Information Geometry Under Monotone Embedding. Part I: Divergence Functions

The standard model of information geometry, expressed as Fisher-Rao metric and Amari-Chensov tensor, reflects an embedding of probability density by \(\log \)-transform. The standard embedding was generalized by one-parametric families of embedding function, such as \(\alpha \)-embedding, q-embedding, \(\kappa \)-embedding. Further generalizations using arbitrary monotone functions (or positive functions as derivatives) include the deformed-log embedding (Naudts), U-embedding (Eguchi), and rho-tau dual embedding (Zhang).
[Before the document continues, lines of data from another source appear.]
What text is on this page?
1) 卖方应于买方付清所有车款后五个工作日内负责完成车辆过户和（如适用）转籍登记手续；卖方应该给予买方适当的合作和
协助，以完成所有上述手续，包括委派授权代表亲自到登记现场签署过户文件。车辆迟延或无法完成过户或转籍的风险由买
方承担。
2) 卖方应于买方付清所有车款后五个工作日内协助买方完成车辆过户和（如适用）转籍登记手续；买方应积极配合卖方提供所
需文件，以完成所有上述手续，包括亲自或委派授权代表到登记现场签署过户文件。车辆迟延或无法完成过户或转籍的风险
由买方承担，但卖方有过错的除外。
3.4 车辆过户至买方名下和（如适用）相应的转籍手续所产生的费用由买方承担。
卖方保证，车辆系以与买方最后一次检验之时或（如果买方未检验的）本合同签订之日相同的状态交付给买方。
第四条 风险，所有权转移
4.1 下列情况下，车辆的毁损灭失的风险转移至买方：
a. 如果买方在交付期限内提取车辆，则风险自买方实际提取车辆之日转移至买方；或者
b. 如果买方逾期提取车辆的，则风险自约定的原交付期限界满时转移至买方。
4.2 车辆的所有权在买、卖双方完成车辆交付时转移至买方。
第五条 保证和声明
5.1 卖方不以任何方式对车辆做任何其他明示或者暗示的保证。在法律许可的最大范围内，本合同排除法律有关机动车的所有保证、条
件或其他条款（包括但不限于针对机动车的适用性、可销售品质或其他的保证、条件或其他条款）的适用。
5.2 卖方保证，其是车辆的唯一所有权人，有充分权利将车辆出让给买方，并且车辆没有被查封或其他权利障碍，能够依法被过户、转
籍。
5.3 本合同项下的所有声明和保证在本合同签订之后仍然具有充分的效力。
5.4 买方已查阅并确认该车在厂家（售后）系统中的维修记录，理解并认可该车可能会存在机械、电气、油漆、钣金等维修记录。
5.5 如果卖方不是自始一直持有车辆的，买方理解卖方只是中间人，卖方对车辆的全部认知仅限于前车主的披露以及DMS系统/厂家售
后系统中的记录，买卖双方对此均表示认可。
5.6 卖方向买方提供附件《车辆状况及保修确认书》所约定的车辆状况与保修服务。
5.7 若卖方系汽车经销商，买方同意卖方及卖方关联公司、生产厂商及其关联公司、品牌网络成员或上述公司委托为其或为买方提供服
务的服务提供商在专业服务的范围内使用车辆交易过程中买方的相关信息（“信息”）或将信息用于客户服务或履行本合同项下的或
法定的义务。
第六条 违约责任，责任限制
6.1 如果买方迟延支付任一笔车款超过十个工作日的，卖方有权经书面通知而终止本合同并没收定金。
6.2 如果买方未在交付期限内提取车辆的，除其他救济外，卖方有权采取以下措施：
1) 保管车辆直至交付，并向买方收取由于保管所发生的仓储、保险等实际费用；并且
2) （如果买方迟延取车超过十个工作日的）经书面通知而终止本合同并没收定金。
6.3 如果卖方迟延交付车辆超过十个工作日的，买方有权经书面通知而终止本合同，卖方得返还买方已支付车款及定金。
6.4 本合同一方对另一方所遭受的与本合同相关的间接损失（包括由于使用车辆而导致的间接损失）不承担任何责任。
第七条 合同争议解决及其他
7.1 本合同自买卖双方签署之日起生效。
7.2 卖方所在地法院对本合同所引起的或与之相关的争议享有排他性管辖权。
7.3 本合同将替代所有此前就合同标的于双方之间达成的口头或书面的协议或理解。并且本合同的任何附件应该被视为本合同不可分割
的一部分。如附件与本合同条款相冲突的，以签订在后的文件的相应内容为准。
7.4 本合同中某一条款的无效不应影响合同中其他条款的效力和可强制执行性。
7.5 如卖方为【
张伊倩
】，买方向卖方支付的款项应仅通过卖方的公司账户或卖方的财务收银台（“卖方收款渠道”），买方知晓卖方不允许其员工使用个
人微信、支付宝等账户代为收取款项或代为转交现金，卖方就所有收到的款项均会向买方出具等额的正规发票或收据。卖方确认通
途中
Here we demonstrate that the divergence function under the rho-tau dual embedding degenerates, upon taking \(\rho = id\), to that under either deformed-log embedding or U-embedding; hence the latter two give an identical divergence function. While the rho-tau embedding gives rise to the most general form of cross-entropy with two free functions, its entropy reduces to that of deformed entropy of Naudts with only one free function. Fixing the gauge freedom in rho-tau embedding through normalization of dual-entropy function renders rho-tau cross-entropy to degenerate to U cross-entropy of Eguchi, which has the simpler property, not true for general rho-tau cross-entropy, of reducing to the deformed entropy upon setting the two pdfs to be equal. In Part I, we investigate monotone embedding in divergence function, entropy and cross-entropy, whereas in the sequel (Part II), in induced geometries and probability families.